Hearing Voices in My Head Is a Sign to Take a Break
When I hear voices, I stop everything I’m doing to take care of myself. It’s almost as if the voices in my head give me permission to do that.
As soon as the symptom of hearing voices invades, I always used to put on an album by Tori Amos and go on Facebook. But Facebook has been stressful, at least ever since the 2016 US presidential election. When I’m hearing voices, the last thing I need, on the one hand, is Donald Trump’s angry face glaring at me or, on the other hand, alarmist posts about how the USA is poised for a Holocaust (Schizophrenia, Anxiety, and Hearing Voices).
I’m not hearing voices or on Facebook right now, and I’m still getting pretty worked up just thinking about all the discordant Facebook messaging, let alone how I would feel if I were trying to use it to calm myself down while experiencing a painful symptom. So I don’t go on Facebook anymore when I hear voices. Instead, I watch a really mellow, soothing DVD of an intimate Tori Amos show.
The focus is on soothing the voices in my head down to silence. Yet I don’t know why I need to hear voices in my head to allow myself to take a break. I think it goes back to my days at college and graduate school at places like The Rhode Island School of Design and The School of the Art Institute of Chicago where the absolute worst thing you could be called was a slacker. Also, American culture perpetuates an ideal of the workaholic. After all, our mass addiction of choice is caffeine.
Coping When I Hear Voices in My Head but I’m Not at Home
When I hear voices in my head and I’m not at home, I go home as quickly as possible. That’s why I don’t like to go out in groups. In fact, I really don’t like to go out at all, but if I do, I go with my husband, Tom, who is understanding about leaving an event early. I go out to lunch or tea with close friends who would offer support if we had to get the sandwiches boxed and leave. I go to my parents’ house, a short distance from my apartment.
Last summer, Tom and I went to the Renaissance Fair together, and we had to leave after only a couple of hours because I started hearing voices.
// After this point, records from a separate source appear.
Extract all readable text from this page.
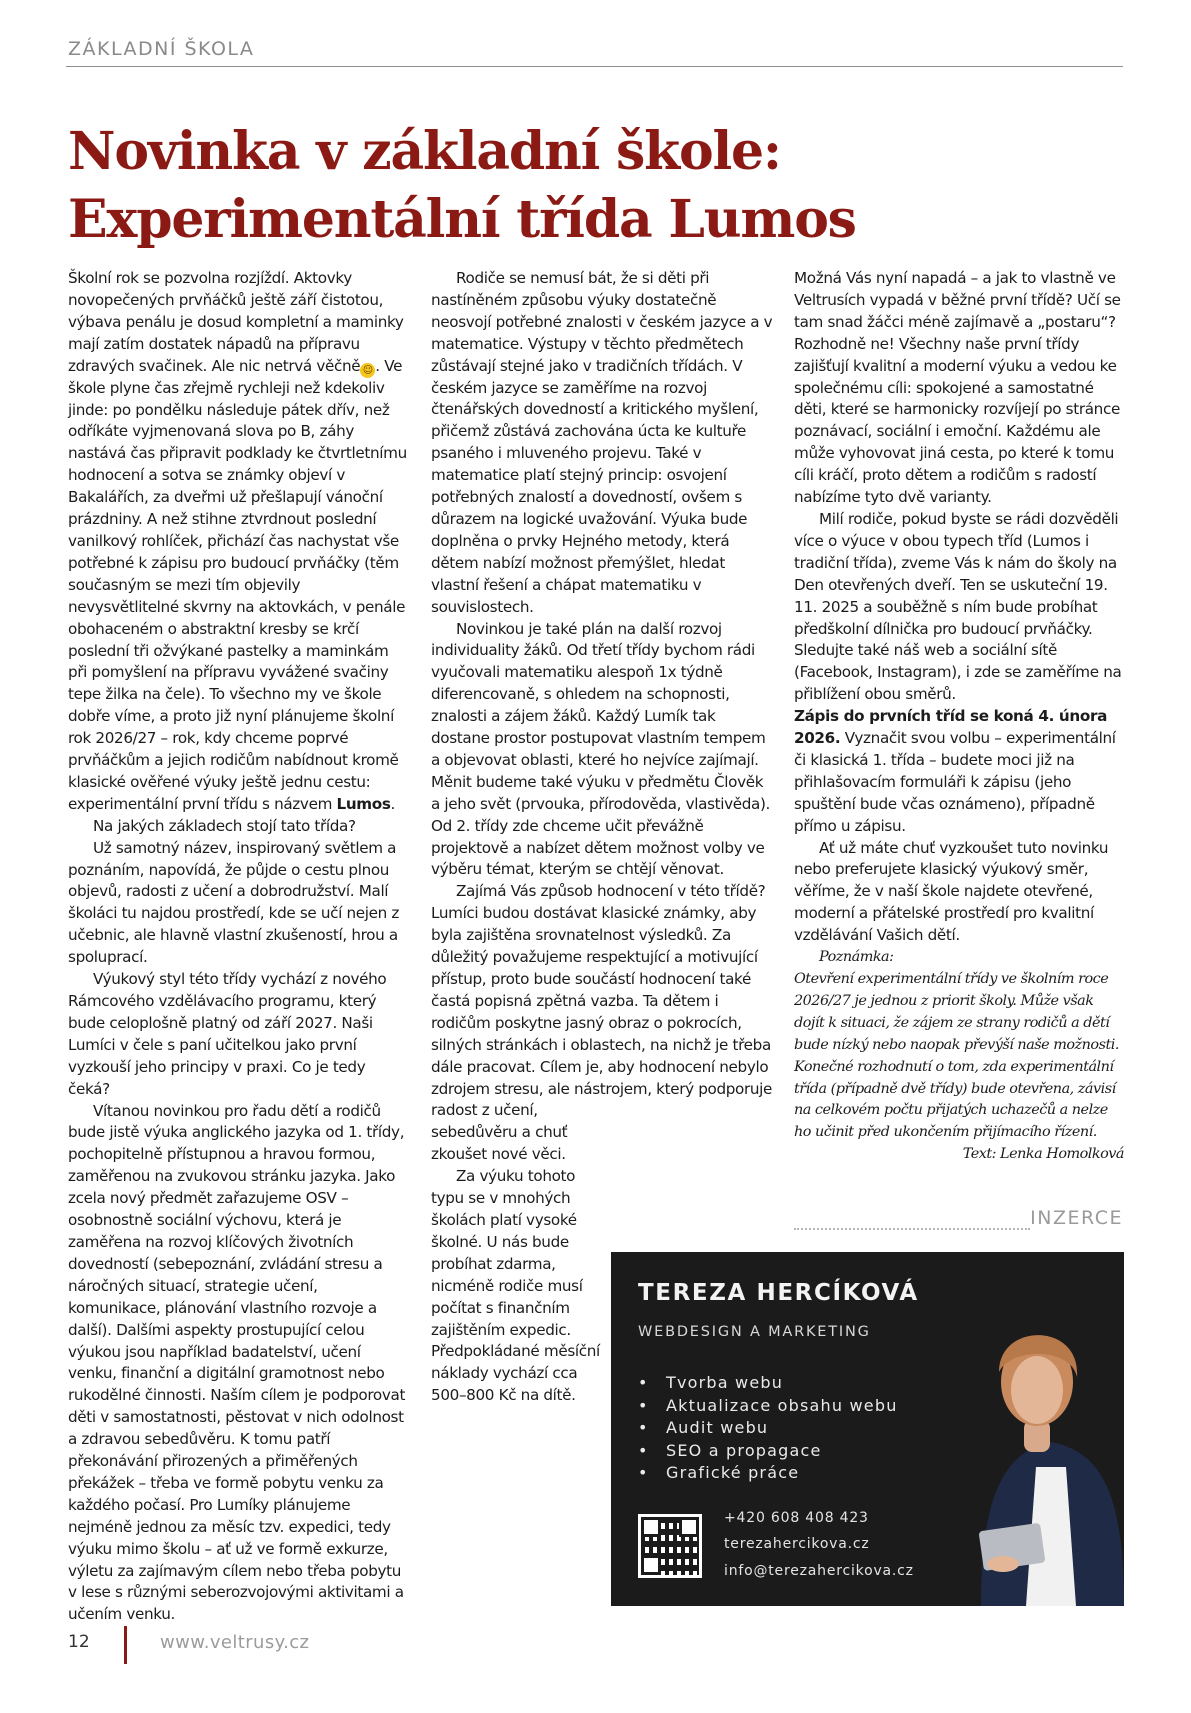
ZÁKLADNÍ ŠKOLA
Novinka v základní škole:
Experimentální třída Lumos

Školní rok se pozvolna rozjíždí. Aktovky novopečených prvňáčků ještě září čistotou, výbava penálu je dosud kompletní a maminky mají zatím dostatek nápadů na přípravu zdravých svačinek. Ale nic netrvá věčně ☺ . Ve škole plyne čas zřejmě rychleji než kdekoliv jinde: po pondělku následuje pátek dřív, než odříkáte vyjmenovaná slova po B, záhy nastává čas připravit podklady ke čtvrtletnímu hodnocení a sotva se známky objeví v Bakalářích, za dveřmi už přešlapují vánoční prázdniny. A než stihne ztvrdnout poslední vanilkový rohlíček, přichází čas nachystat vše potřebné k zápisu pro budoucí prvňáčky (těm současným se mezi tím objevily nevysvětlitelné skvrny na aktovkách, v penále obohaceném o abstraktní kresby se krčí poslední tři ožvýkané pastelky a maminkám při pomyšlení na přípravu vyvážené svačiny tepe žilka na čele). To všechno my ve škole dobře víme, a proto již nyní plánujeme školní rok 2026/27 – rok, kdy chceme poprvé prvňáčkům a jejich rodičům nabídnout kromě klasické ověřené výuky ještě jednu cestu: experimentální první třídu s názvem Lumos.

Na jakých základech stojí tato třída?

Už samotný název, inspirovaný světlem a poznáním, napovídá, že půjde o cestu plnou objevů, radosti z učení a dobrodružství. Malí školáci tu najdou prostředí, kde se učí nejen z učebnic, ale hlavně vlastní zkušeností, hrou a spoluprací.

Výukový styl této třídy vychází z nového Rámcového vzdělávacího programu, který bude celoplošně platný od září 2027. Naši Lumíci v čele s paní učitelkou jako první vyzkouší jeho principy v praxi. Co je tedy čeká?

Vítanou novinkou pro řadu dětí a rodičů bude jistě výuka anglického jazyka od 1. třídy, pochopitelně přístupnou a hravou formou, zaměřenou na zvukovou stránku jazyka. Jako zcela nový předmět zařazujeme OSV – osobnostně sociální výchovu, která je zaměřena na rozvoj klíčových životních dovedností (sebepoznání, zvládání stresu a náročných situací, strategie učení, komunikace, plánování vlastního rozvoje a další). Dalšími aspekty prostupující celou výukou jsou například badatelství, učení venku, finanční a digitální gramotnost nebo rukodělné činnosti. Naším cílem je podporovat děti v samostatnosti, pěstovat v nich odolnost a zdravou sebedůvěru. K tomu patří překonávání přirozených a přiměřených překážek – třeba ve formě pobytu venku za každého počasí. Pro Lumíky plánujeme nejméně jednou za měsíc tzv. expedici, tedy výuku mimo školu – ať už ve formě exkurze, výletu za zajímavým cílem nebo třeba pobytu v lese s různými seberozvojovými aktivitami a učením venku.

Možná Vás nyní napadá – a jak to vlastně ve Veltrusích vypadá v běžné první třídě? Učí se tam snad žáčci méně zajímavě a „postaru“? Rozhodně ne! Všechny naše první třídy zajišťují kvalitní a moderní výuku a vedou ke společnému cíli: spokojené a samostatné děti, které se harmonicky rozvíjejí po stránce poznávací, sociální i emoční. Každému ale může vyhovovat jiná cesta, po které k tomu cíli kráčí, proto dětem a rodičům s radostí nabízíme tyto dvě varianty.

Milí rodiče, pokud byste se rádi dozvěděli více o výuce v obou typech tříd (Lumos i tradiční třída), zveme Vás k nám do školy na Den otevřených dveří. Ten se uskuteční 19. 11. 2025 a souběžně s ním bude probíhat předškolní dílnička pro budoucí prvňáčky. Sledujte také náš web a sociální sítě (Facebook, Instagram), i zde se zaměříme na přiblížení obou směrů.

Zápis do prvních tříd se koná 4. února 2026. Vyznačit svou volbu – experimentální či klasická 1. třída – budete moci již na přihlašovacím formuláři k zápisu (jeho spuštění bude včas oznámeno), případně přímo u zápisu.

Ať už máte chuť vyzkoušet tuto novinku nebo preferujete klasický výukový směr, věříme, že v naší škole najdete otevřené, moderní a přátelské prostředí pro kvalitní vzdělávání Vašich dětí.

Poznámka:

Otevření experimentální třídy ve školním roce 2026/27 je jednou z priorit školy. Může však dojít k situaci, že zájem ze strany rodičů a dětí bude nízký nebo naopak převýší naše možnosti. Konečné rozhodnutí o tom, zda experimentální třída (případně dvě třídy) bude otevřena, závisí na celkovém počtu přijatých uchazečů a nelze ho učinit před ukončením přijímacího řízení.

Text: Lenka Homolková

Rodiče se nemusí bát, že si děti při nastíněném způsobu výuky dostatečně neosvojí potřebné znalosti v českém jazyce a v matematice. Výstupy v těchto předmětech zůstávají stejné jako v tradičních třídách. V českém jazyce se zaměříme na rozvoj čtenářských dovedností a kritického myšlení, přičemž zůstává zachována úcta ke kultuře psaného i mluveného projevu. Také v matematice platí stejný princip: osvojení potřebných znalostí a dovedností, ovšem s důrazem na logické uvažování. Výuka bude doplněna o prvky Hejného metody, která dětem nabízí možnost přemýšlet, hledat vlastní řešení a chápat matematiku v souvislostech.

Novinkou je také plán na další rozvoj individuality žáků. Od třetí třídy bychom rádi vyučovali matematiku alespoň 1x týdně diferencovaně, s ohledem na schopnosti, znalosti a zájem žáků. Každý Lumík tak dostane prostor postupovat vlastním tempem a objevovat oblasti, které ho nejvíce zajímají. Měnit budeme také výuku v předmětu Člověk a jeho svět (prvouka, přírodověda, vlastivěda). Od 2. třídy zde chceme učit převážně projektově a nabízet dětem možnost volby ve výběru témat, kterým se chtějí věnovat.

Zajímá Vás způsob hodnocení v této třídě? Lumíci budou dostávat klasické známky, aby byla zajištěna srovnatelnost výsledků. Za důležitý považujeme respektující a motivující přístup, proto bude součástí hodnocení také častá popisná zpětná vazba. Ta dětem i rodičům poskytne jasný obraz o pokrocích, silných stránkách i oblastech, na nichž je třeba dále pracovat. Cílem je, aby hodnocení nebylo zdrojem stresu, ale nástrojem, který podporuje

radost z učení, sebedůvěru a chuť zkoušet nové věci.

Za výuku tohoto typu se v mnohých školách platí vysoké školné. U nás bude probíhat zdarma, nicméně rodiče musí počítat s finančním zajištěním expedic. Předpokládané měsíční náklady vychází cca 500–800 Kč na dítě.

INZERCE
TEREZA HERCÍKOVÁ
WEBDESIGN A MARKETING
• Tvorba webu
• Aktualizace obsahu webu
• Audit webu
• SEO a propagace
• Grafické práce
+420 608 408 423
terezahercikova.cz
info@terezahercikova.cz
12	www.veltrusy.cz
That is one example of a time it stunk to be hearing voices. I look forward to going to the Fair every summer, and it was sad that it was cut short early for both of us – because of my stupid voices.
So 99 percent of the time, I don’t like hearing voices. But if I’m already under a lot of stress, and not out trying to have a good time, occasionally the voices in my head come as a relief. Sometimes it takes hearing voices to make me realize it’s time to calm down and calm the way I wrap myself in the world around me.